Enter probably the worst workplace I've ever worked in. I was working on phones in a horribly stressful atmosphere. I was asked to work weekends, had the worst shift (finished around 6:30pm), worked through lunches and other breaks. I did some work outside of my hours to keep some of their customers happy and eventually found that my call quantity dropped as people would call, ask whoever they got to get me to call them (outgoing calls didn't count). I had defined and eventually established the need for a "2nd in charge" role and at the end of this, got a $0.50 / hour pay rise. Money's not a great motivator, but it is a token of appreciation (in a place that showed no appreciation. I remember being raked over the coals after getting a thank you letter from one of their customers).

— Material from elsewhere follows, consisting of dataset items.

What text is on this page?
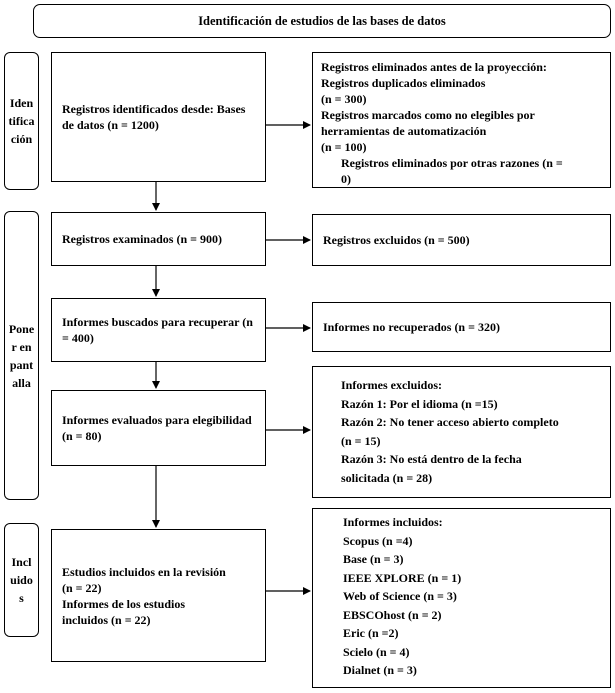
Identificación de estudios de las bases de datos
Identificación
Poner en pantalla
Incluidos
Registros identificados desde: Bases de datos (n = 1200)
Registros examinados (n = 900)
Informes buscados para recuperar (n = 400)
Informes evaluados para elegibilidad (n = 80)
Estudios incluidos en la revisión
(n = 22)
Informes de los estudios
incluidos (n = 22)
Registros eliminados antes de la proyección:
Registros duplicados eliminados
(n = 300)
Registros marcados como no elegibles por
herramientas de automatización
(n = 100)
Registros eliminados por otras razones (n =
0)
Registros excluidos (n = 500)
Informes no recuperados (n = 320)
Informes excluidos:
Razón 1: Por el idioma (n =15)
Razón 2: No tener acceso abierto completo
(n = 15)
Razón 3: No está dentro de la fecha
solicitada (n = 28)
Informes incluidos:
Scopus (n =4)
Base (n = 3)
IEEE XPLORE (n = 1)
Web of Science (n = 3)
EBSCOhost (n = 2)
Eric (n =2)
Scielo (n = 4)
Dialnet (n = 3)
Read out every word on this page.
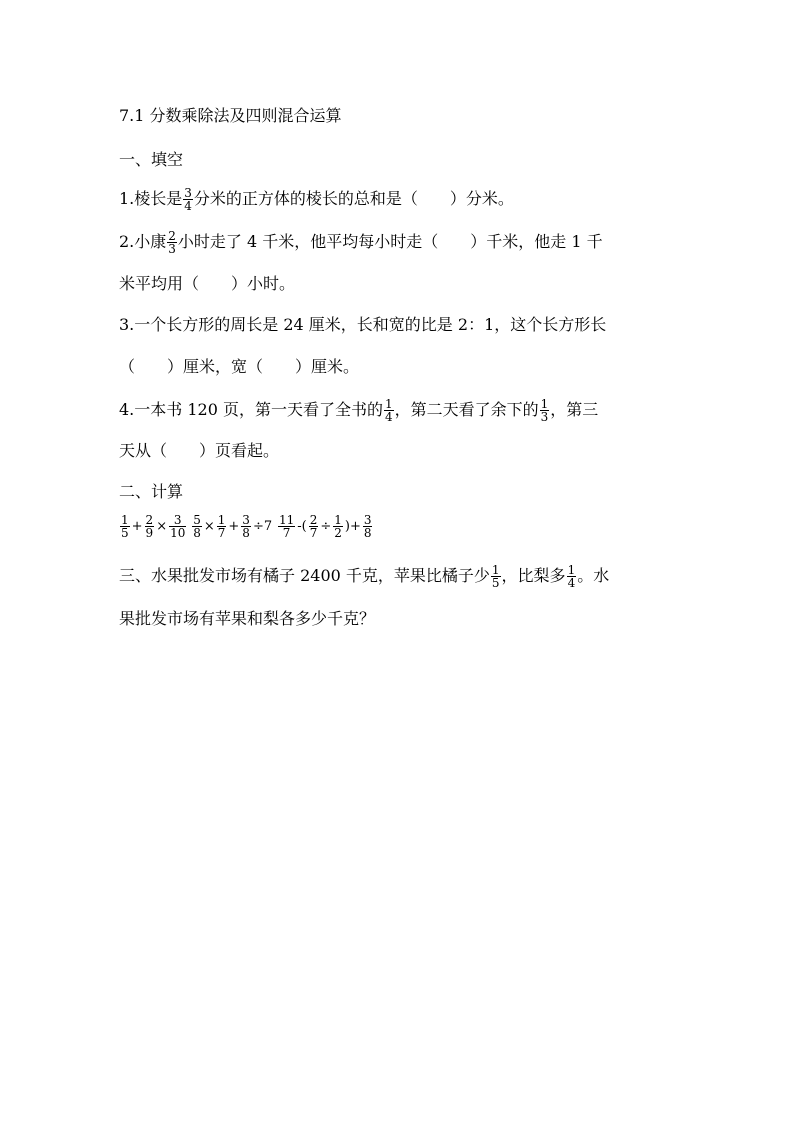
7.1 分数乘除法及四则混合运算
一、填空
1.棱长是 $\frac{3}{4}$ 分米的正方体的棱长的总和是（　　）分米。
2.小康 $\frac{2}{3}$ 小时走了 4 千米，他平均每小时走（　　）千米，他走 1 千
米平均用（　　）小时。
3.一个长方形的周长是 24 厘米，长和宽的比是 2：1，这个长方形长
（　　）厘米，宽（　　）厘米。
4.一本书 120 页，第一天看了全书的 $\frac{1}{4}$ ，第二天看了余下的 $\frac{1}{3}$ ，第三
天从（　　）页看起。
二、计算
$\frac{1}{5} + \frac{2}{9} \times \frac{3}{10}$
$\frac{5}{8} \times \frac{1}{7} + \frac{3}{8} \div 7 \frac{11}{7}$ -( $\frac{2}{7} \div \frac{1}{2}$ )+ $\frac{3}{8}$
三、水果批发市场有橘子 2400 千克，苹果比橘子少 $\frac{1}{5}$ ，比梨多 $\frac{1}{4}$ 。水
果批发市场有苹果和梨各多少千克？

I got hired (actually - that's not strictly right. The resourcing had been approved but actually hiring people hadn't. The whole team were having to work off USB sticks as we didn't have network access) as what I describe as an "Excel Junkie". During the middle of this project, we held a conference for everyone to get a scope of what was going on project wide. I had to get up and speak - but before doing so, I had counted the number of times my name had been mentioned throughout the day. Around 30 odd. I had moved on from being nothing more than an Excel junkie to being fundamental to how the project ran (at the time). Eventually I managed to make that job redundant.
The "image" has been called into question. Why am I working so hard on it? Because it has the potential to be something awesome. Something I can be proud of. It's been my work product for the last 2 years (I do question the value of those 2 years given the issues I'm currently facing. There's a whole rant in here which I'm not going to get into but right now is a pretty hard time for me). Has the "customer" asked for it to have the functionality that it currently has or the functionality I'm proposing? No. Has that ever stopped me? Absolutely not.
But this does bring up an interesting issue. Intellectual property... If it's something I could be proud of, what limitations are likely to be placed around me if I want to open up the development more?